Print Edition - 2017-11-22 | MONEY
EasyJet annual profit slides 30 percent
Nov 22, 2017-EasyJet’s annual net profit slumped by almost one third on strong competition and a Brexit-fuelled slump in the pound, the British no-frills airline revealed on Tuesday.
But its share price was up 5.6 percent at 1,349 pence in mid-morning deals on a positive outlook, according to analysts.
Profit after tax slumped 30 percent to £305 million ($404 million, 344 million euros) in the 12 months to September 30 compared with a year earlier, EasyJet said in an earnings statement.
The company took a hit of £101 million owing to sterling’s retreat, which made dollar-priced jet fuel more expensive. At the same time however, a relatively low oil-price environment resulted in airlines cutting ticket prices, ramping up competition across the industry and further hurting EasyJet’s bottom line. EasyJet pointed to “an aggressive pricing environment which saw (its) net ticket revenue per seat fall by 7.8 percent at constant currency”. The group added that total revenue grew eight percent to £5.05 billion in its financial year, while pre-tax profit was down 17 percent.
“EasyJet delivered a robust performance during a difficult year for the aviation industry, flying a record 80 million passengers,” said the carrier’s outgoing chief executive Carolyn McCall, who announced her upcoming departure in July.
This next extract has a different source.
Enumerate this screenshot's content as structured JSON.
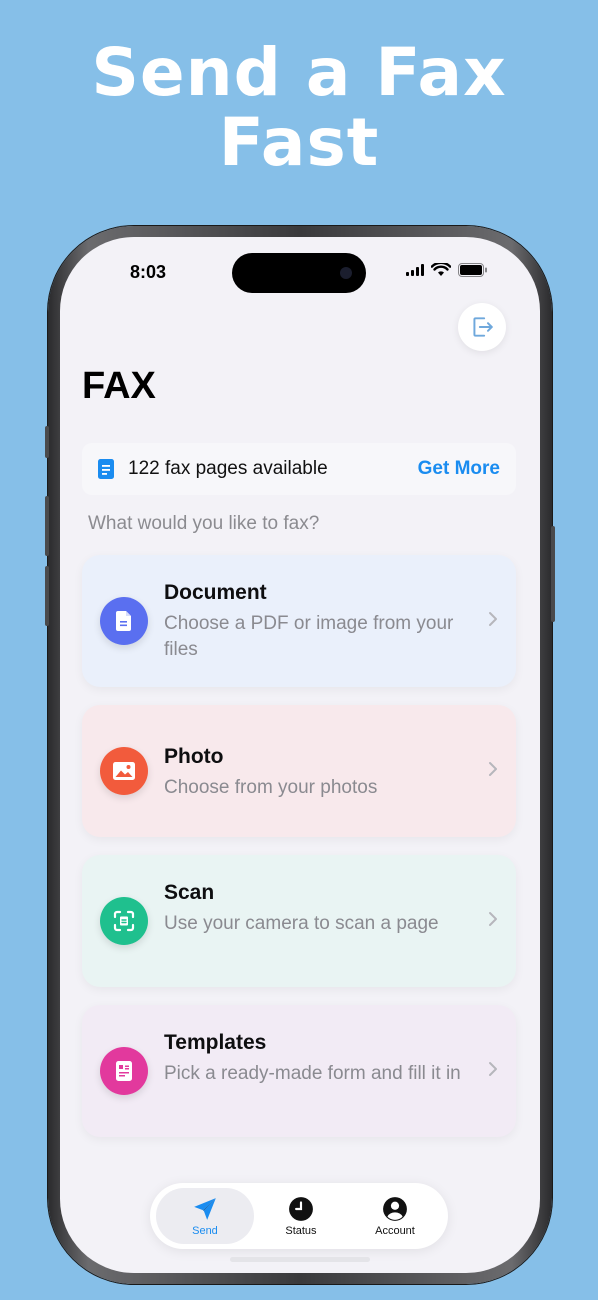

Looking ahead, Tuesday’s earnings update provided “signs of a break in the clouds”, noted George Salmon, equity analyst at stockbroker Hargreaves Lansdown.
“Forward reservations are up on last year, and the trend for rising costs and lower prices is set to reverse in the coming months,” he added.
EasyJet is set to benefit also from the collapse last month of British short-haul carrier Monarch, as well as its recent part-purchase of bankrupt Air Berlin.
EasyJet is meanwhile among several airlines to have submitted bids for a slice of Italy’s ailing Alitalia.
It has been a tough few months for the no-frills sector, with Ryanair cancelling thousands of flights largely owing to a pilots shortage.